The Center for Women in the Arts and Humanities is pleased to present the virtual exhibition, Gendering Protest: Deborah Castillo and Érika Ordosgoitti, which features the work of two exiled Venezuelan artists whose art responds to the country’s political turmoil of the last decade.
The work of Castillo and Ordosgoitti carries a distinctly feminist form of social protest, relying on performative acts and activating the body in daring ways so as to challenge, not only the current political regime, but also heteronormative patriarchal culture and canonical Venezuelan aesthetics. In Venezuela’s economic heyday, geometric abstraction and architectural modernism were regarded as emblems of progress and prosperity.

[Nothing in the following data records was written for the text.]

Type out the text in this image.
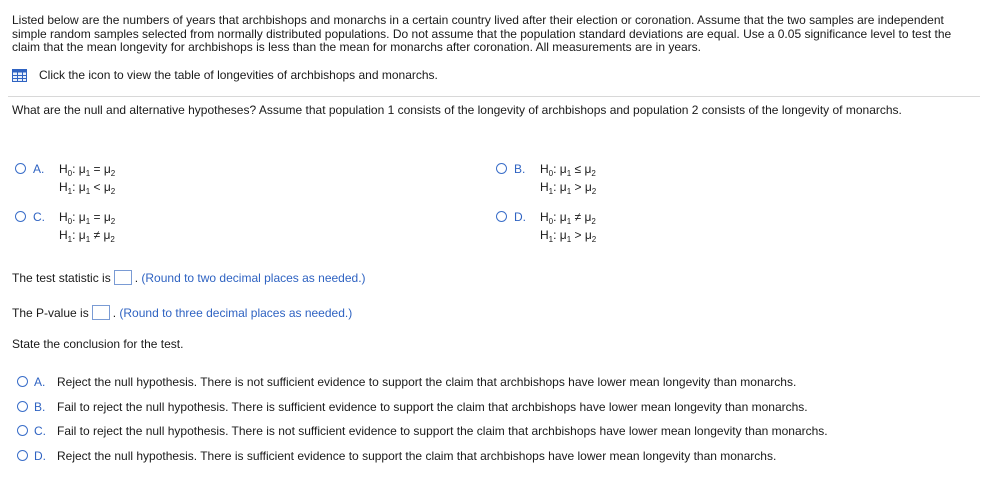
Listed below are the numbers of years that archbishops and monarchs in a certain country lived after their election or coronation. Assume that the two samples are independent simple random samples selected from normally distributed populations. Do not assume that the population standard deviations are equal. Use a 0.05 significance level to test the claim that the mean longevity for archbishops is less than the mean for monarchs after coronation. All measurements are in years.

Click the icon to view the table of longevities of archbishops and monarchs.
What are the null and alternative hypotheses? Assume that population 1 consists of the longevity of archbishops and population 2 consists of the longevity of monarchs.
A. $H_0$: $\mu_1 = \mu_2$
$H_1$: $\mu_1 < \mu_2$
B. $H_0$: $\mu_1 \le \mu_2$
$H_1$: $\mu_1 > \mu_2$
C. $H_0$: $\mu_1 = \mu_2$
$H_1$: $\mu_1 \ne \mu_2$
D. $H_0$: $\mu_1 \ne \mu_2$
$H_1$: $\mu_1 > \mu_2$
The test statistic is . (Round to two decimal places as needed.)
The P-value is . (Round to three decimal places as needed.)
State the conclusion for the test.
A. Reject the null hypothesis. There is not sufficient evidence to support the claim that archbishops have lower mean longevity than monarchs.
B. Fail to reject the null hypothesis. There is sufficient evidence to support the claim that archbishops have lower mean longevity than monarchs.
C. Fail to reject the null hypothesis. There is not sufficient evidence to support the claim that archbishops have lower mean longevity than monarchs.
D. Reject the null hypothesis. There is sufficient evidence to support the claim that archbishops have lower mean longevity than monarchs.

They eclipsed profound economic inequality and worsening social problems. As conditions deteriorated, abstraction was thrown into crisis, but Venezuela did not have a strong tradition of protest art. It was the task of artists in the twenty-first century to forge new directions. Castillo and Ordosgoitti do so by presenting a strong female body and imbuing her with agency, revealing a conviction in the power of art to effect social change.
Based in Brooklyn, New York, Deborah Castillo (b. 1971) has exhibited widely across Latin America, the United States, and Europe. A graduate of the Armando Reverón University Institute of Plastic Arts in Caracas, she has held residencies at Franklin Furnace, the Hemispheric Institute, and the London Print Studio. She is the subject of the recently published e-book Deborah Castillo: Radical Disobedience, published by HemiPress. Érika Ordosgoitti (b. 1980) is a graduate of the Armando Reverón University Institute of Plastic Arts. She received the AICA award for young artists in Venezuela in 2016 and the MISOL Foundation award for young artists in Bogota in 2014. She has had solo exhibitions in Caracas and Bogota and participated in group exhibitions in Europe and Latin America.